While it may often ‘just' be a username, password or email address that is leaked, someone is bound to be affected. The announcement of a potential compromise of data could scare some more than others.
That said, some people are blase about data breaches so probably don't really care. So in an 'anonymous henchman' style, does anyone really care about the victim?
Well maybe a recent class action suite could cause someone to take action. In a report I read recently, around 80,000 people are seeking $40 million in compensation for their data lost by the Canadian Durham region on an unencrypted USB flash drive.
According to durhamregion.com, the data was personal information about people who had been vaccinated against the H1N1 flu virus. The class action suit was given the go-ahead by Justice Peter Lauwers of the Ontario Superior Court of Justice in late April, with Bowmanville resident John Sherlock Rowlands appointed as the 'representative' of the class.
It said that among the claims in the suit are that the region was negligent, there was a breach of a fiduciary duty, violation of privacy and breach of the Canadian Charter of Rights and Freedoms.
The USB key was lost in the parking lot of the regional headquarters by a public health nurse in December 2009. On the key was information on the 83,524 people who had been vaccinated between October 23rd and December 15th, 2009, at flu vaccination clinics provided by the regional health department.

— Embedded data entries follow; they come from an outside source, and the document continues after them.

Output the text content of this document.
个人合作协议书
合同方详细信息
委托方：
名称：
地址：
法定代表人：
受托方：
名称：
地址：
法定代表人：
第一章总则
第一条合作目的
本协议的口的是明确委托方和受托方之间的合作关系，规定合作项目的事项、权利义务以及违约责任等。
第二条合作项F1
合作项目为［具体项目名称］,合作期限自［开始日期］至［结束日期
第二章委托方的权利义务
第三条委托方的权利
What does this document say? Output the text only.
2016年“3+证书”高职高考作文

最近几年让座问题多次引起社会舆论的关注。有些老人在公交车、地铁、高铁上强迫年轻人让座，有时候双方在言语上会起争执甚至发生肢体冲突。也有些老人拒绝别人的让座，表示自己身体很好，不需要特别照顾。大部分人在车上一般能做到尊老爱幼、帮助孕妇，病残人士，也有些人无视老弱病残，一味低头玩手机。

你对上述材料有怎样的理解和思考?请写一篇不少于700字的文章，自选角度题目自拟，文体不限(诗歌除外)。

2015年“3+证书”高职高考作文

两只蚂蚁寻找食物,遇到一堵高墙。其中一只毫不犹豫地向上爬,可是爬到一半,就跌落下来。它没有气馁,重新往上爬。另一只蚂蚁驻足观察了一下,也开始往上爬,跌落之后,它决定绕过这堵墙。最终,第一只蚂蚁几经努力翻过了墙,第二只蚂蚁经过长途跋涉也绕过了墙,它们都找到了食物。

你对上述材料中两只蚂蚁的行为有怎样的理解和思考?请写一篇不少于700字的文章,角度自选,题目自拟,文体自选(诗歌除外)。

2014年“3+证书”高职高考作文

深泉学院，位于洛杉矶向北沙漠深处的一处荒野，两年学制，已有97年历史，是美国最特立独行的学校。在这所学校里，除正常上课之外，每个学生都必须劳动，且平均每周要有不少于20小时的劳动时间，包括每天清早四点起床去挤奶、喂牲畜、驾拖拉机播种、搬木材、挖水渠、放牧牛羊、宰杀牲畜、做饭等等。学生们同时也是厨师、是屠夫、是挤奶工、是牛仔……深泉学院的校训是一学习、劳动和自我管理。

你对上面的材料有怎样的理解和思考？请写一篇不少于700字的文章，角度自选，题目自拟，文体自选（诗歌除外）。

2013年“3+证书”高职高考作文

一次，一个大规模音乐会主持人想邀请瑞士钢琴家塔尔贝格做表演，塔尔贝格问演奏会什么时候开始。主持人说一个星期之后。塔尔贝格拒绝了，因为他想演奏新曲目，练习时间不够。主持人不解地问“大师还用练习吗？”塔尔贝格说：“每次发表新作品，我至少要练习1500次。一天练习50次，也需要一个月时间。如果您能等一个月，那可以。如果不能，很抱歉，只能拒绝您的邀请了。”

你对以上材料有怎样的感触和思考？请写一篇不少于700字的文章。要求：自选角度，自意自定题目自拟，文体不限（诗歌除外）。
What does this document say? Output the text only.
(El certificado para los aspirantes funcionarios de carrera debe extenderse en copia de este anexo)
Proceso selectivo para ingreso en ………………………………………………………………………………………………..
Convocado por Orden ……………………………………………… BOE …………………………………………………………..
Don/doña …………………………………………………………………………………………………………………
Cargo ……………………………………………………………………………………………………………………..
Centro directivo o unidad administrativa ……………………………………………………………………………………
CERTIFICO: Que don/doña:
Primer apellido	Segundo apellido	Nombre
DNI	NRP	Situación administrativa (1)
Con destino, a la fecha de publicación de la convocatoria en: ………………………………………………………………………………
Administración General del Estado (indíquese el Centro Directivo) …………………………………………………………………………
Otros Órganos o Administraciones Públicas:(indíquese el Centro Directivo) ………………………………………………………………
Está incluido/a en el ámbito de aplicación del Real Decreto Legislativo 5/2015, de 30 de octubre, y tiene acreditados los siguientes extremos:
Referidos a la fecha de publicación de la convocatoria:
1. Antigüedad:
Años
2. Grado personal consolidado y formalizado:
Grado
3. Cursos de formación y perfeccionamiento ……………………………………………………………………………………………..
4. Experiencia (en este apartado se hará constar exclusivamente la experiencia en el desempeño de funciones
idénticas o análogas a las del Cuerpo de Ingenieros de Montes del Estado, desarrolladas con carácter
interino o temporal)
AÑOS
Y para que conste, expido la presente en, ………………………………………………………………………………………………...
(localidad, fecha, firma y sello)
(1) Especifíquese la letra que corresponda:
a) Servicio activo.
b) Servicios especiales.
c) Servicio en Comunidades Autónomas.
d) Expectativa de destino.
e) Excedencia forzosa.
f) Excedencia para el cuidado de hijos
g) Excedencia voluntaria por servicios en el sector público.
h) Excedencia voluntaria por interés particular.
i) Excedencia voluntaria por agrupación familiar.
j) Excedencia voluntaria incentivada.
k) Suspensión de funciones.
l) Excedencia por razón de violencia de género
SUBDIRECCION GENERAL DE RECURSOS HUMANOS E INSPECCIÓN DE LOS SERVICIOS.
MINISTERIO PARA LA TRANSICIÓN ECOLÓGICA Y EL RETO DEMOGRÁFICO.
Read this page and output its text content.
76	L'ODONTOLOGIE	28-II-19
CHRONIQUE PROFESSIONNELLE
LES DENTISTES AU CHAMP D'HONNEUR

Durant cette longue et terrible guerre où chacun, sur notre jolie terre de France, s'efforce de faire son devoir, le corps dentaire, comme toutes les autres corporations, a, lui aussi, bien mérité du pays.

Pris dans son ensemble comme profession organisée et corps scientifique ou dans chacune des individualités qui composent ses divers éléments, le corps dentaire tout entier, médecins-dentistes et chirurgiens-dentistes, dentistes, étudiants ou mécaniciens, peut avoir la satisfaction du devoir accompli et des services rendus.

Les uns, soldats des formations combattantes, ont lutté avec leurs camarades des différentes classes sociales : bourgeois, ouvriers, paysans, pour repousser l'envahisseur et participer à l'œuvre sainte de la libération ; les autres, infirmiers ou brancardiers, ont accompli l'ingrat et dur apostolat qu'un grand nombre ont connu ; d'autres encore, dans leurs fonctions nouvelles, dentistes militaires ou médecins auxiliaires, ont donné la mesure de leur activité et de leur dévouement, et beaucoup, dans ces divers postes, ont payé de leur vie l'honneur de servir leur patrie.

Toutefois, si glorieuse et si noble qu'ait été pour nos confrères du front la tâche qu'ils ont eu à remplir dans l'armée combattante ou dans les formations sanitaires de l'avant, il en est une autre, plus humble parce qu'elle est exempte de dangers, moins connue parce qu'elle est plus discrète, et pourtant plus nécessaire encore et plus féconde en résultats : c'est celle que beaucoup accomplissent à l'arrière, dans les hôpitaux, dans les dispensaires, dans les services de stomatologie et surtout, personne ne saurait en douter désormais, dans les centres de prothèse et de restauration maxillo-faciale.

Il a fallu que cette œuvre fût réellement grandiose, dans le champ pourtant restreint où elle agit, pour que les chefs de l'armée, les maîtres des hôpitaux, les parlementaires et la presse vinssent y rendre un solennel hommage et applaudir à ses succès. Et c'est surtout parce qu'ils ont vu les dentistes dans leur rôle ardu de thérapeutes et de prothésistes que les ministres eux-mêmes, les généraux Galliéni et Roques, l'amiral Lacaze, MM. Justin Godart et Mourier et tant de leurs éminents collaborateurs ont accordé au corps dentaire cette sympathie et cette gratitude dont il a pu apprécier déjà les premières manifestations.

The information included names, addresses, phone numbers, dates of birth, health card numbers, the name of a primary physician and personal health information provided when they got the vaccination.
Anders Kjellander, chief security officer at Blockmaster, said: “It is apparent that the loss of the data is catastrophic for everyone included; the person that lost the device, the organisation that has acted negligently and the people that had their information exposed, all are in a very painful situation.”